The Nationals will be facing a Cubs team that struggled in the first half, appearing to suffer from a lingering World Series hangover, but have turned it all around since the All-Star break. In the second half of the season, the Cubs have posted the best record in the National League. They boast stars such as reigning Kris Bryant, Anthony Rizzo and Willson Contreras. Bryant and Rizzo already were established as two of baseball’s best hitters, and a stellar second half of the season has moved Contreras to a star level. The Cubs have been boosted by players returning from injury as well, as shortstop Addison Russell recently made a return off of the disabled list.
In game one, the Nats will likely throw ace Max Scherzer, and the Cubs will likely send out Jon Lester. A big key to this game could be Turner. Lester is known for an inability to throw to first base, and the Nationals have one of baseball’s best base stealers in Turner. Turner ran wild on the Cubs when the two faced off in D.C. in July, and he will look to do so again facing Lester. Lester struggled in July, went of the DL, and has looked better since coming back, but not his normal self.

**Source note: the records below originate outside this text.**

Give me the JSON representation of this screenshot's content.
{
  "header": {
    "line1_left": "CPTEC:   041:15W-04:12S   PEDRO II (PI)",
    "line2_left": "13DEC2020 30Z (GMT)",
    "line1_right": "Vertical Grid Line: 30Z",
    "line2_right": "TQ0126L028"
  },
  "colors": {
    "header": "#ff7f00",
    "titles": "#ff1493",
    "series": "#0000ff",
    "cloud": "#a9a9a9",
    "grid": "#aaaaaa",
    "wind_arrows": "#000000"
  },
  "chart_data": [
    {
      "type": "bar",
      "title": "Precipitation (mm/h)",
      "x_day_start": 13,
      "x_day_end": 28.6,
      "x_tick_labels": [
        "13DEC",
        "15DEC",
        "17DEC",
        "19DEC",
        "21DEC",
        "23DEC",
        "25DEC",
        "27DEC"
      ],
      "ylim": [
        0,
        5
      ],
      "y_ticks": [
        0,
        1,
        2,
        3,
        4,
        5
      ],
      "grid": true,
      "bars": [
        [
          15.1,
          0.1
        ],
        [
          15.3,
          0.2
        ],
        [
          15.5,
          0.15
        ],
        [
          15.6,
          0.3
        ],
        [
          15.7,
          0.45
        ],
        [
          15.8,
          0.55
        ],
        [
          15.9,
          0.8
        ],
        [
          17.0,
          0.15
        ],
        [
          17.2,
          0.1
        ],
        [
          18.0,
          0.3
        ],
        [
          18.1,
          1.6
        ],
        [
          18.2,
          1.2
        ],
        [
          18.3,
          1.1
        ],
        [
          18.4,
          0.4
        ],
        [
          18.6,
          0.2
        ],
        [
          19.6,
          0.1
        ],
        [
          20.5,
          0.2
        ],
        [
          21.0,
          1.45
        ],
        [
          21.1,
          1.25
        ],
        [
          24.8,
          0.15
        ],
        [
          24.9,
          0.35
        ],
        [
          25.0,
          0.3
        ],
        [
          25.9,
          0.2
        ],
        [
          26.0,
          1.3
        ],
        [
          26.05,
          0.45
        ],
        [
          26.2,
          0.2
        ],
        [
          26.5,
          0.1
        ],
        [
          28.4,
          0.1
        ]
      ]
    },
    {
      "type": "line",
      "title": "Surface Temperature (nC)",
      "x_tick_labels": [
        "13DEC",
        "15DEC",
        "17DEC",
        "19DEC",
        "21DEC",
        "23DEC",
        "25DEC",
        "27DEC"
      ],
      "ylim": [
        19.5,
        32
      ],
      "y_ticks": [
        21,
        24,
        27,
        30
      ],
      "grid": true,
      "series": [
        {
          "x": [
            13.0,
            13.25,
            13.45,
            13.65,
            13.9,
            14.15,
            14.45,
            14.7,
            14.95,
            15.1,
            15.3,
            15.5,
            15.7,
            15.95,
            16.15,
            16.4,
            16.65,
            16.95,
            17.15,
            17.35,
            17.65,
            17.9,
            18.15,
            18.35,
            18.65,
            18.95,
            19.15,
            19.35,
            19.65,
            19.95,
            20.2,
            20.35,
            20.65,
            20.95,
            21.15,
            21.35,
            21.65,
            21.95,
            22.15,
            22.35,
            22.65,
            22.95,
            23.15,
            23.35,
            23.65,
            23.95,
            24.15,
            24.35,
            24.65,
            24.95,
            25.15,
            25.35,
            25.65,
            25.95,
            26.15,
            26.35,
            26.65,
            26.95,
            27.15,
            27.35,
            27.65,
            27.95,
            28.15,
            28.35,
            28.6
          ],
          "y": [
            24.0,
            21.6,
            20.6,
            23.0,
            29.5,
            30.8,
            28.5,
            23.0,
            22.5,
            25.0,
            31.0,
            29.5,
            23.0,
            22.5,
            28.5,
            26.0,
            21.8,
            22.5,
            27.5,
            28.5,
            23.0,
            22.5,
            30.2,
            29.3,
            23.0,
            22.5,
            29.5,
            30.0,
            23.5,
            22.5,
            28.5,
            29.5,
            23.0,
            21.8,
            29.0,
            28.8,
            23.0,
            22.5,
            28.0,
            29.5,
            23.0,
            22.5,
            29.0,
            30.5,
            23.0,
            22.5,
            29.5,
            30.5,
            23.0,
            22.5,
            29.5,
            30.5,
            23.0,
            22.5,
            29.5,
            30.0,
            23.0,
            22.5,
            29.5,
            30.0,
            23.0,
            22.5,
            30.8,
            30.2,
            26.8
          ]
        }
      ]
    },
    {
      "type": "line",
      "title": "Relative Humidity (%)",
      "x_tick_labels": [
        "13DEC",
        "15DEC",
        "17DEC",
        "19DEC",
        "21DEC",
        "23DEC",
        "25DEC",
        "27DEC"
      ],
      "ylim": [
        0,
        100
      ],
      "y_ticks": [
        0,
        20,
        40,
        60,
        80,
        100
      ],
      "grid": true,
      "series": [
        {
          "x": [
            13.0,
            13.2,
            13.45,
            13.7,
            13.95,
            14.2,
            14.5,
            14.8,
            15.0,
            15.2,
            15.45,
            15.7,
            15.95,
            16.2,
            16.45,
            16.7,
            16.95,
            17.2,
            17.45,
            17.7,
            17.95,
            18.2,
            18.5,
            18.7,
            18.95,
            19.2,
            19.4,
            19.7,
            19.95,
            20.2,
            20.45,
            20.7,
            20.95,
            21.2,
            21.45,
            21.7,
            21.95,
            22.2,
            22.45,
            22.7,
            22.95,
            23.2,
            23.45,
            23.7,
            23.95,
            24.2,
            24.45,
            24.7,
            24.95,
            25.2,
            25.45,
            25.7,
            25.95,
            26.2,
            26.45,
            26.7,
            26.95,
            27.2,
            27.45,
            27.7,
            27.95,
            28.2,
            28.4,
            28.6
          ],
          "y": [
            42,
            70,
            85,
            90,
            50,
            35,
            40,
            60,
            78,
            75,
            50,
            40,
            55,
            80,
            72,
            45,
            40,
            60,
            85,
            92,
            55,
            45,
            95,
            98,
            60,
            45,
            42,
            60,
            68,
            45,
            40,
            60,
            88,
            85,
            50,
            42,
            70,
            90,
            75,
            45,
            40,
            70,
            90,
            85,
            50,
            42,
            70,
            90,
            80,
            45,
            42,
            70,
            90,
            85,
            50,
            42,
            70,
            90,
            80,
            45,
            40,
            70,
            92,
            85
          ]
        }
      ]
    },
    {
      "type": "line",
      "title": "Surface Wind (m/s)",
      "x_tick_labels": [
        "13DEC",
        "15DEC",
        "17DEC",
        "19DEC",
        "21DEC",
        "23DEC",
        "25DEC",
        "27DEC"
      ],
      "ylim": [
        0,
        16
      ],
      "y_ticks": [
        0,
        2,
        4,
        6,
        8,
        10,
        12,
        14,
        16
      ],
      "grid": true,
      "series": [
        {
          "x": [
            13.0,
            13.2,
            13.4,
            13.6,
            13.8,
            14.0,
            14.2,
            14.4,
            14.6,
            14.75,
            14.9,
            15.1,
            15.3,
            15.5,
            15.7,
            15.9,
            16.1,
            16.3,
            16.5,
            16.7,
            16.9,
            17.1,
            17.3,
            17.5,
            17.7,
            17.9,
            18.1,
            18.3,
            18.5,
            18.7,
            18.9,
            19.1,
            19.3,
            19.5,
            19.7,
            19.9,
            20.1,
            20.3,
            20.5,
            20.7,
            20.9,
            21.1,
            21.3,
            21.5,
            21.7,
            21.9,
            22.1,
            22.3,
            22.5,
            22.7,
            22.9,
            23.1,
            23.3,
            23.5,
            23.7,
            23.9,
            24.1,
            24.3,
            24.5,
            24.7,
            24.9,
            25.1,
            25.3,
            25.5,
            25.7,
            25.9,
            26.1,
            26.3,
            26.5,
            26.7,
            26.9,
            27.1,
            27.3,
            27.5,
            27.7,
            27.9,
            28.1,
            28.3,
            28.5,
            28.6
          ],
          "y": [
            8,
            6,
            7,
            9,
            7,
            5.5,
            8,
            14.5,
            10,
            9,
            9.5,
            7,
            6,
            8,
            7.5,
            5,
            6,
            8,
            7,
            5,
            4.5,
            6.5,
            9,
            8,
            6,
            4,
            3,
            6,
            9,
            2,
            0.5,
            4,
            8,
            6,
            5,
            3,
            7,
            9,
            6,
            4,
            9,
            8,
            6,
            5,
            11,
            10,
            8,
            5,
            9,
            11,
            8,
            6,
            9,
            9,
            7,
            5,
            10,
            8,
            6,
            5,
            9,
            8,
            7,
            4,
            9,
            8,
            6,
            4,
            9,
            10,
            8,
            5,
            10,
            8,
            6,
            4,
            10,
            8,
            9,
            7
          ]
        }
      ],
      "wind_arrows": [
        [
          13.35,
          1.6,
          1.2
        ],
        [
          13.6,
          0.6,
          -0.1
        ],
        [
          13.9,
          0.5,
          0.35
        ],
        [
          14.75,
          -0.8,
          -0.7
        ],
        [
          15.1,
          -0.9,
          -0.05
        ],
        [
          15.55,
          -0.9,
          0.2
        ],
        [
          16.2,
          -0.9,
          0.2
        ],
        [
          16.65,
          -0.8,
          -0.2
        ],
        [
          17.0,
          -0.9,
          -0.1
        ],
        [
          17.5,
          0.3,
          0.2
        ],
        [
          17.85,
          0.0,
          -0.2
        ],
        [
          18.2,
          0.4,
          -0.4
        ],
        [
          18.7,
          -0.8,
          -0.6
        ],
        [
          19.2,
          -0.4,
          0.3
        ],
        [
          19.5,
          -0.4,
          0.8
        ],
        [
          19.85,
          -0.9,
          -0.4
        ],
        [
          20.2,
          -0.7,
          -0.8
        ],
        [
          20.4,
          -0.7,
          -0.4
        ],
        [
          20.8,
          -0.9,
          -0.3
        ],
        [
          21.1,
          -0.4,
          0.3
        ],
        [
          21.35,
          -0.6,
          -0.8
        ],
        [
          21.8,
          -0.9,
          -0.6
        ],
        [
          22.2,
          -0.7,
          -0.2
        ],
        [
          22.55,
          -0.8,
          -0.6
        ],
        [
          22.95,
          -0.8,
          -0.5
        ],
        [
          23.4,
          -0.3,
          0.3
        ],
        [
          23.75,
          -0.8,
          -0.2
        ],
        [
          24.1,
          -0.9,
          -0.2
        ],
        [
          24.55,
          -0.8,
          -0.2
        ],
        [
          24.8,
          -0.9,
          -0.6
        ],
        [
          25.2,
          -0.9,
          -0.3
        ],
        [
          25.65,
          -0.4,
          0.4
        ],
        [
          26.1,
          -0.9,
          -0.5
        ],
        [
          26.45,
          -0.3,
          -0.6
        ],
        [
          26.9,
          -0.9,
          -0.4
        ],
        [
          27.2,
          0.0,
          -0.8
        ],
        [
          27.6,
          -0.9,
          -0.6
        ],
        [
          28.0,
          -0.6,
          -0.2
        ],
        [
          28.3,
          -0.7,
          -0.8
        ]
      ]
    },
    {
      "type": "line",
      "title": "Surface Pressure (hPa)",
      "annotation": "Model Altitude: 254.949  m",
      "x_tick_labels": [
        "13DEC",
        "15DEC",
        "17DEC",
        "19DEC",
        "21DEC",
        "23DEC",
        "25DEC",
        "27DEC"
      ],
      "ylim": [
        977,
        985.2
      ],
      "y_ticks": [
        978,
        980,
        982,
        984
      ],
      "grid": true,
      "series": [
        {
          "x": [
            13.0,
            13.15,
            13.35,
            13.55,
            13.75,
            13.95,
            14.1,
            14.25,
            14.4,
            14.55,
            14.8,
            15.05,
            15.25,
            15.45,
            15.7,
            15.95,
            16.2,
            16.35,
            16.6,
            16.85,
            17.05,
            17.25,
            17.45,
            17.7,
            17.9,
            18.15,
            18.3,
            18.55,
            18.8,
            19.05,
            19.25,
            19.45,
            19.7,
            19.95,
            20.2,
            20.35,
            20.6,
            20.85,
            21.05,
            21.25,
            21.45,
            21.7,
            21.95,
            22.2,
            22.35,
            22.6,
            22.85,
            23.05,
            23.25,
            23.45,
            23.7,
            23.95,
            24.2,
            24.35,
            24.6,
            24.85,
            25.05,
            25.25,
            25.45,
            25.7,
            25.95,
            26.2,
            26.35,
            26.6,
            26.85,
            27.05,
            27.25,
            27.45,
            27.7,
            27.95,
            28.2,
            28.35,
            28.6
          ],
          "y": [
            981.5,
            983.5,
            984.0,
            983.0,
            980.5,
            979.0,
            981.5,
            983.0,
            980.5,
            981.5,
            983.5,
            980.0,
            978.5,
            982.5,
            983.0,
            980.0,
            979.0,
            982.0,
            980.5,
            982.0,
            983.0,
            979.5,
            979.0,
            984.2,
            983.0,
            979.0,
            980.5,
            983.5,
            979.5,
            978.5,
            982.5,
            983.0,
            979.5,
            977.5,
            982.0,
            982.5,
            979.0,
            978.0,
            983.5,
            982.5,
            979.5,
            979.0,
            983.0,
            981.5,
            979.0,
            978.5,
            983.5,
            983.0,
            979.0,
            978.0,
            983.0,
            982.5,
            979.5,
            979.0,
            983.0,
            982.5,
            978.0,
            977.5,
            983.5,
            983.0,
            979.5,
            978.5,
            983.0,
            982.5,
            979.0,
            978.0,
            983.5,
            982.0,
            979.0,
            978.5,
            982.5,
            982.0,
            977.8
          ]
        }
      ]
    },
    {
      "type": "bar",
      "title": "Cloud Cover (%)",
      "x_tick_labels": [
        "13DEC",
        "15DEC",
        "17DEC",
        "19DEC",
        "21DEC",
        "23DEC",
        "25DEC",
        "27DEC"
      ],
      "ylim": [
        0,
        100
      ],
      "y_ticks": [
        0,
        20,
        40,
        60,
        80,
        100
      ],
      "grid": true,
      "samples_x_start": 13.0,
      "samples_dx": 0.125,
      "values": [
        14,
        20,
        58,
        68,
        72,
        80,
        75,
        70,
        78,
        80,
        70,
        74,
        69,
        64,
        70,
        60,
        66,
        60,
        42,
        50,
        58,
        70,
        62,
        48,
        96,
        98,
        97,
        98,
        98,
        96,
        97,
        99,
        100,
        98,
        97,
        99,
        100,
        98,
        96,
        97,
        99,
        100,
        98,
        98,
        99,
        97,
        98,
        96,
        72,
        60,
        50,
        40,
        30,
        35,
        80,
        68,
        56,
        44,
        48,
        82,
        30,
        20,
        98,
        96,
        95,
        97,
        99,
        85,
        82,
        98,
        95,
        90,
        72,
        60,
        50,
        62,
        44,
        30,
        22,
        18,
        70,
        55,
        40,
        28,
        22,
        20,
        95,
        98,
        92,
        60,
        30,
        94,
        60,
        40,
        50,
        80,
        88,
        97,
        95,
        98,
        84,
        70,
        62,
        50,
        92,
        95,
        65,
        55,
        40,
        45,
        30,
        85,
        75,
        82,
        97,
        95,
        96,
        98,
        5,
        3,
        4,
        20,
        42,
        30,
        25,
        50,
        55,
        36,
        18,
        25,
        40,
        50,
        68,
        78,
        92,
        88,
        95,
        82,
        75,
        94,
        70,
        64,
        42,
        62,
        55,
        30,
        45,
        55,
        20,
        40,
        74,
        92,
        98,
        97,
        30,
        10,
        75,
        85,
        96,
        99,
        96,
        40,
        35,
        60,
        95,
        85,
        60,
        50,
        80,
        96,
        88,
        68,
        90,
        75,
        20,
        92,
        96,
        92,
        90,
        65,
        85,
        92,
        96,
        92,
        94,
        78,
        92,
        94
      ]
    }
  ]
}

Lester will likely be the game one starter, but predicting the Cubs rotation afterward is a total crapshoot. I see the Cubs going with the following order: Lester, Arrieta, Hendricks, Quintana.
Arrieta has made two starts since coming off the disabled list, and hasn’t been great since doing so. Hendricks has been the Cubs best pitcher of late, but he seems more likely to pitch in game three. Quintana has been good since joining the Cubs at the trade deadline, but he has no playoff experience. He has never faced the Nationals before in his career. I see the Cubs holding him back for game four.
The Nationals rotation is crystal clear. Scherzer will pitch game one, Stephen Strasburg will pitch game two, Gio Gonzalez in game three and Tanner Roark in game four.
Scherzer and Strasburg are both in the midst of Cy Young caliber seasons. Scherzer is the front runner for the award, and Strasburg recently finished a stretch of 34 consecutive scoreless innings. Gonzalez has had a fantastic year as well. Scherzer, Strasburg and Gonzalez, respectively, make up the number two, three and four pitchers in terms of ERA in the National League this year. Roark has had an up and down year, but he is the best option that the Nationals have to take the final spot in the rotation.
The Cubs bullpen has been strong this year with Carl Edwards Jr. and Wade Davis leading the way. The Nationals, on the other hand, have made the biggest turnaround in the bullpen in all of baseball. During the first half of the year, the Nationals bullpen was the worst in Major League Baseball. It’s ERA was dead last. No lead was safe as soon as manager Dusty Baker took his starter out of the game. But at the trade deadline, Nationals general manager Mike Rizzo acquired Sean Doolittle, Ryan Madson and Brandon Kintzler. Doolittle became the closer, and has converted in each and every save opportunity he has had. Madson and Kintzler have both been excellent, and the Nationals bullpen ERA in the second half was the best in baseball. The Nationals bullpen literally went from worst to first.
Game one will played on October 6 at Nationals Park. The playoffs are, finally, here.